Enfin tout étant prêt, tout étant parfaitement disposé, les sujets déjà établis, le duc, l’évêque, Curval, et leurs femmes, suivis des quatre seconds fouteurs, se mirent en marche, Durcet et sa femme, ainsi que tout le reste, ayant pris les devants comme on l’a dit, et non sans des peines infinies arrivèrent au château le vingt-neuf octobre au soir. Durcet, qui était allé au-devant d’eux, fit couper le pont de la montagne sitôt qu’ils furent passés. Mais ce ne fut pas tout : le duc, ayant examiné le local, décida que, puisque tous les vivres étaient dans l’intérieur et qu’il n’y avait plus aucun besoin de sortir, il fallait, pour prévenir les attaques extérieures peu redoutées et les évasions intérieures qui l’étaient davantage, il fallait, dis-je, faire murer toutes les portes par lesquelles on pénétrait dans l’intérieur, et s’enfermer absolument dans la place comme dans une citadelle assiégée, sans laisser la plus petite issue, soit à l’ennemi, soit au déserteur. L’avis fut exécuté ; on se barricada à tel point qu’il ne devenait même plus possible de reconnaître où avaient été les portes, et on s’établit dans le dedans, d’après les arrangements qu’on vient de lire.

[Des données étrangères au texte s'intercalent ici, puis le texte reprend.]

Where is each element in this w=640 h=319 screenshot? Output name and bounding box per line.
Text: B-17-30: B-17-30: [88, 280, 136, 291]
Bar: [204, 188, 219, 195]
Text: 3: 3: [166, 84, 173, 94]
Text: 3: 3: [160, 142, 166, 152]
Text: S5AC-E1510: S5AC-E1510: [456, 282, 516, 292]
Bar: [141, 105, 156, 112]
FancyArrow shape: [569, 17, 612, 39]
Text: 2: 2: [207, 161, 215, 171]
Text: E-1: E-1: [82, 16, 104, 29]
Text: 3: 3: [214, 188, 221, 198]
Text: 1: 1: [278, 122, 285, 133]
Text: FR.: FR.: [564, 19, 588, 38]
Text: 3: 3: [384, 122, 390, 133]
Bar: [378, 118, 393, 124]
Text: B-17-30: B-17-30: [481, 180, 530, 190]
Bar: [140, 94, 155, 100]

Pour les surréalistes et Man Ray, le château c’était aussi, à l’opposé de celui de Sade, le château moderne ou plutôt la villa des Noailles à Hyères, construite entre 1923 et 1925 par Robert Mallet-Stevens (1886-1945), filmée dans Les Mystères du château de dé de Man Ray (1929). Robert Mallet-Stevens, auteur aussi en 1923 de la villa du couturier Paul Poiret, que Man Ray fréquenta assidument. Une petite question : parmi les dessins de châteaux dans Les Mains libres, lequel s’apparente le plus à cette photo de la villa Noailles ?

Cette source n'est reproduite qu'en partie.